Mill owners sour over sugarcane production

Mill owners sour over sugarcane production

Sugarcane production in Tamil Nadu is likely to decline by 20 to 25 per cent next year and sugar mill owners are chalking out strategies to tide over the crisis during the lean period.

On one hand, the prices of sugarcane are rising while on the other, the prices of sugar is fixed. This is plaguing the sugarmills, said the owners during the 43rd Annual Convention of The South India Sugarcane and Sugar Technologists’ Association, here on Friday. 

Delivering the inaugural address, A Vellayan, executive chairman of Murugappa Group, said that the mills were still banking on only one variety of sugarcane and recommended methods of sugarcane farming.

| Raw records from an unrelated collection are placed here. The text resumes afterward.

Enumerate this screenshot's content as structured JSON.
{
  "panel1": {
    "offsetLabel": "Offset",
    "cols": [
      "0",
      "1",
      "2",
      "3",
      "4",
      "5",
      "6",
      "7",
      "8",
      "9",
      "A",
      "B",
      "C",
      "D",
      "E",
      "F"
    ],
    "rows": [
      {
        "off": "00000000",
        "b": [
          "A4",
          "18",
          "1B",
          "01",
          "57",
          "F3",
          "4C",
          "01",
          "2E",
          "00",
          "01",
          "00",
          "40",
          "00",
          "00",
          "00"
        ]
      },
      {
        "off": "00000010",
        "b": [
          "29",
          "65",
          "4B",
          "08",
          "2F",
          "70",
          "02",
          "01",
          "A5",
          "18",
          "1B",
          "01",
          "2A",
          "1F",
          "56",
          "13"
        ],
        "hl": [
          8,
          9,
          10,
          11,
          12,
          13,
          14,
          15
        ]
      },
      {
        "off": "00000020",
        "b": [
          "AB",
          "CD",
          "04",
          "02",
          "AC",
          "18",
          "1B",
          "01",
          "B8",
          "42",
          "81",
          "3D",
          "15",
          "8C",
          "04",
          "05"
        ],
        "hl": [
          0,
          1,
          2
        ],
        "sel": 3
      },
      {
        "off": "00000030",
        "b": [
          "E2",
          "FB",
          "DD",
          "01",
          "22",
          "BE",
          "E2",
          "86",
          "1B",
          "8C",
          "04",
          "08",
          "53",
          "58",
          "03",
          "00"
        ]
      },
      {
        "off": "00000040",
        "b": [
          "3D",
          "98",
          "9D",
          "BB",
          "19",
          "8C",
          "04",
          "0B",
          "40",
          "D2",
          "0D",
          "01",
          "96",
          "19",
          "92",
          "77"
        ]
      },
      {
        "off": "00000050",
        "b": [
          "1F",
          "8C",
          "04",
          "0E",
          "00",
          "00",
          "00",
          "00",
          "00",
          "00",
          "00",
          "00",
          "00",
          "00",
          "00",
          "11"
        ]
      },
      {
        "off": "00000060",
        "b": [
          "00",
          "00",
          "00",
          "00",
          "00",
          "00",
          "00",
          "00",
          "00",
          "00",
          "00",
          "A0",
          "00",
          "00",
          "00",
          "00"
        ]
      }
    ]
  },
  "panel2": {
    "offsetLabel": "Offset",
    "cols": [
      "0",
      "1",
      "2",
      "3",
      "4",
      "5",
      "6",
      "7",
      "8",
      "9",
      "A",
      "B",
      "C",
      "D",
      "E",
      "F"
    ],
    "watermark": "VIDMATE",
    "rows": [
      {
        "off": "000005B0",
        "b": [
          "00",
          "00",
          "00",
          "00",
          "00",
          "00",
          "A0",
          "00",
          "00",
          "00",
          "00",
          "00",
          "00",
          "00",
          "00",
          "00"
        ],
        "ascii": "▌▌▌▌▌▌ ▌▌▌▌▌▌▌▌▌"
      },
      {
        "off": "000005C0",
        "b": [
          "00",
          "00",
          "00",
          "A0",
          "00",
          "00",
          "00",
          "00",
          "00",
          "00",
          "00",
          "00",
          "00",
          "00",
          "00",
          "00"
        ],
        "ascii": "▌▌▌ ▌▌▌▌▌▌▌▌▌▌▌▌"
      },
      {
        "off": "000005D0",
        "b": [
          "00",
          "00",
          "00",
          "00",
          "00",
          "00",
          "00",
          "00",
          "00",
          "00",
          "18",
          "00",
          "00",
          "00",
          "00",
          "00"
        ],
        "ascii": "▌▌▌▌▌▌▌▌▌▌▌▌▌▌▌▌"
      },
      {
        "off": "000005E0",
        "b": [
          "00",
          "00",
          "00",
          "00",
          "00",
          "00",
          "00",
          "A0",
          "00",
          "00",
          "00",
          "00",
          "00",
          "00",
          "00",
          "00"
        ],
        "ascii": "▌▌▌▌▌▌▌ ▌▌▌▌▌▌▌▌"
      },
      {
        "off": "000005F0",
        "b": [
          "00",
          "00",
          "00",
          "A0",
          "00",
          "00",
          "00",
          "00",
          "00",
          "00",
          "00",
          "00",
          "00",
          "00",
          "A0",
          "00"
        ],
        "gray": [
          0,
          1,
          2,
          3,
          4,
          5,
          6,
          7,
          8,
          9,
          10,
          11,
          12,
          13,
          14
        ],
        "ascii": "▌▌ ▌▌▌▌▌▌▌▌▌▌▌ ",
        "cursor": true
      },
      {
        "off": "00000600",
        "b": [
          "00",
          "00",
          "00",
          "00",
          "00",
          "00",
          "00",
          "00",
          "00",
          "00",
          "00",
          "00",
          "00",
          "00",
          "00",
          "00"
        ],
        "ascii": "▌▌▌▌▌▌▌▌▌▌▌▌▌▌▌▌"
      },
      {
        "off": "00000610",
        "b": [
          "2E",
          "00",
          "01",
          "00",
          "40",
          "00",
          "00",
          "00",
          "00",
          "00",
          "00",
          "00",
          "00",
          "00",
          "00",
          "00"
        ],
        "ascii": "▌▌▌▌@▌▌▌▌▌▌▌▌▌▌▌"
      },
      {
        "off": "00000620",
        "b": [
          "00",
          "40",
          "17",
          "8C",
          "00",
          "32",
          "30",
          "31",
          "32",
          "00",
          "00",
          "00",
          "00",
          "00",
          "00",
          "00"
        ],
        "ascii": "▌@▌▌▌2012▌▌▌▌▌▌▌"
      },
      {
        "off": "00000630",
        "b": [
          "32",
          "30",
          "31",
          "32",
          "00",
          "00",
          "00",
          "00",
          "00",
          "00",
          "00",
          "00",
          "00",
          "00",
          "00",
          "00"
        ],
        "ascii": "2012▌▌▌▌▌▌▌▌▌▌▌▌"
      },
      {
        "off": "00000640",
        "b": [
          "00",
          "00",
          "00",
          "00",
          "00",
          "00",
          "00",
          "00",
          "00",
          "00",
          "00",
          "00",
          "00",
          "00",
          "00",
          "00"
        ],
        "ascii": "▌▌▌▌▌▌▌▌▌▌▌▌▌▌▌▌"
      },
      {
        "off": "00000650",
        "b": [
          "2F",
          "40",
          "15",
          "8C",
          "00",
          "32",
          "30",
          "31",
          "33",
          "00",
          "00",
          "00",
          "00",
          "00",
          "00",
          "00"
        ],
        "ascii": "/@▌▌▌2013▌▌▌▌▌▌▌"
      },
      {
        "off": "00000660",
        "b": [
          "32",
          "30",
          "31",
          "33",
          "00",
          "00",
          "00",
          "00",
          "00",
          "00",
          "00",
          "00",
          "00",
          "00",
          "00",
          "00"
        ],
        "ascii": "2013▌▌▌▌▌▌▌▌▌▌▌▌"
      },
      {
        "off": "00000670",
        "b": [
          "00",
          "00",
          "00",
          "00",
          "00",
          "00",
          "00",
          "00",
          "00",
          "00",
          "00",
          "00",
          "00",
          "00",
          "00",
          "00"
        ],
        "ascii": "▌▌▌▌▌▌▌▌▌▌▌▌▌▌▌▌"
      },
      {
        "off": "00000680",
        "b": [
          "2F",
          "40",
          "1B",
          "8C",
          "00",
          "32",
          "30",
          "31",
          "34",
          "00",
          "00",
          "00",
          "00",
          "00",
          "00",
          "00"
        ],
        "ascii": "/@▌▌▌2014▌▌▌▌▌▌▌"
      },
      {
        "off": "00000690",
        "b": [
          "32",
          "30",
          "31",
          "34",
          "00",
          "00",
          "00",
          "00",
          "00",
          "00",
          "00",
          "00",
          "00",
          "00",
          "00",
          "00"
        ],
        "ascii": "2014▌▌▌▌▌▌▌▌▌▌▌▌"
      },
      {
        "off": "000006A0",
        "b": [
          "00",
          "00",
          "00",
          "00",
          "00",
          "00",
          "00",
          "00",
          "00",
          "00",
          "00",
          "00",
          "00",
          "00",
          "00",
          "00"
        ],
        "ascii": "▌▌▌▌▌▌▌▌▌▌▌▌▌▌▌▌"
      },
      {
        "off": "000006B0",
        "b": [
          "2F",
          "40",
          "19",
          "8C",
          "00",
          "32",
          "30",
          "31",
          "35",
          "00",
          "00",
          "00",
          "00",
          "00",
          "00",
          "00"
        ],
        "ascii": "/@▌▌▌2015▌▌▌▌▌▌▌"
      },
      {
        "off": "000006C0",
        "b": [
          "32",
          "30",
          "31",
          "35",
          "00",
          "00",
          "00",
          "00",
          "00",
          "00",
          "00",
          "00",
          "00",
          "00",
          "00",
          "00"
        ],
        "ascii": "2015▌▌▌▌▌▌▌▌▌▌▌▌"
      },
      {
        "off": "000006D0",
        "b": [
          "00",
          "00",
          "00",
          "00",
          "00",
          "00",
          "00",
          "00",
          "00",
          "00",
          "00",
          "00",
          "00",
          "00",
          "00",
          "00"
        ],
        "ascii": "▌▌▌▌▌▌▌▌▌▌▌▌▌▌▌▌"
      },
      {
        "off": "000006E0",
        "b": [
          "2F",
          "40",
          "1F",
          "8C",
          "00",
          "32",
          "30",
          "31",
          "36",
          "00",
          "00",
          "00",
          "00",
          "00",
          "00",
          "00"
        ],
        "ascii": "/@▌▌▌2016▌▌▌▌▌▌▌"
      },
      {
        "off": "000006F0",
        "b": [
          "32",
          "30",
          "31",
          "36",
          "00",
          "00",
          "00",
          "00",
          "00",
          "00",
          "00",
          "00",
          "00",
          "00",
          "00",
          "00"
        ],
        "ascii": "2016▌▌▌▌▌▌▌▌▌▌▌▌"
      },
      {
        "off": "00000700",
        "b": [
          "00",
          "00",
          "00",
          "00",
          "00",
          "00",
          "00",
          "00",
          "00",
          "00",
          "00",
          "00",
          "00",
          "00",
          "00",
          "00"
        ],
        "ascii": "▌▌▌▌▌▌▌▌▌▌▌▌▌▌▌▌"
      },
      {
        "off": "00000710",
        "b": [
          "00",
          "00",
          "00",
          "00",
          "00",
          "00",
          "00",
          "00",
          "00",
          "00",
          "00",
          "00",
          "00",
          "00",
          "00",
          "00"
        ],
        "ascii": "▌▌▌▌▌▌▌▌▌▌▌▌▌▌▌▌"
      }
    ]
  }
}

He said that the per hectare cultivation in India was quite low when compared to other sugarcane producing countries like Brazil and Australia. The need of the hour is to improve soil health, he said, citing the example of China, which uses nearly 50 per cent organic fertilisers.  He also highlighted the various challenges faced by the farmers such as decreasing water table and labour shortage. Vellayan also suggested drip irrigation, besides mechanised farming to reduce the dependence on farm labourers.

Vellayan also said that the need of the hour for sugarmill owners was to shift from traditional production and generate more revenue.

Vice-chairman and managing director of Sakthi Sugars M Manickam said that the cane prices cannot be controlled as the cost of cultivation was going up. He also said that sugar mills were directly linked to farmers. whom  the government had to protect by offering them prices commensurate with their produce.

Ram V Tyagarajan, chairman and managing director of Arooran Sugars, said that globally, the sugar industry was facing a crisis.

The following year would be challenging for the sugar industry in Tamil Nadu as sugarcane production is likely to fall by 20 to 25 per cent, he said and predicted that it would stabilise only in 2014-15. Interestingly, his comments come in the wake of the data compiled by the Union Agriculture Ministry  which showed that the sowing area under sugarcane fell to 4.07 million hectare as on May compared to 4.57 million hectare area in the corresponding period last year. Lesser sowing is likely to affect India’s cane productivity followed by the proportionate decline in the country’s sugar output.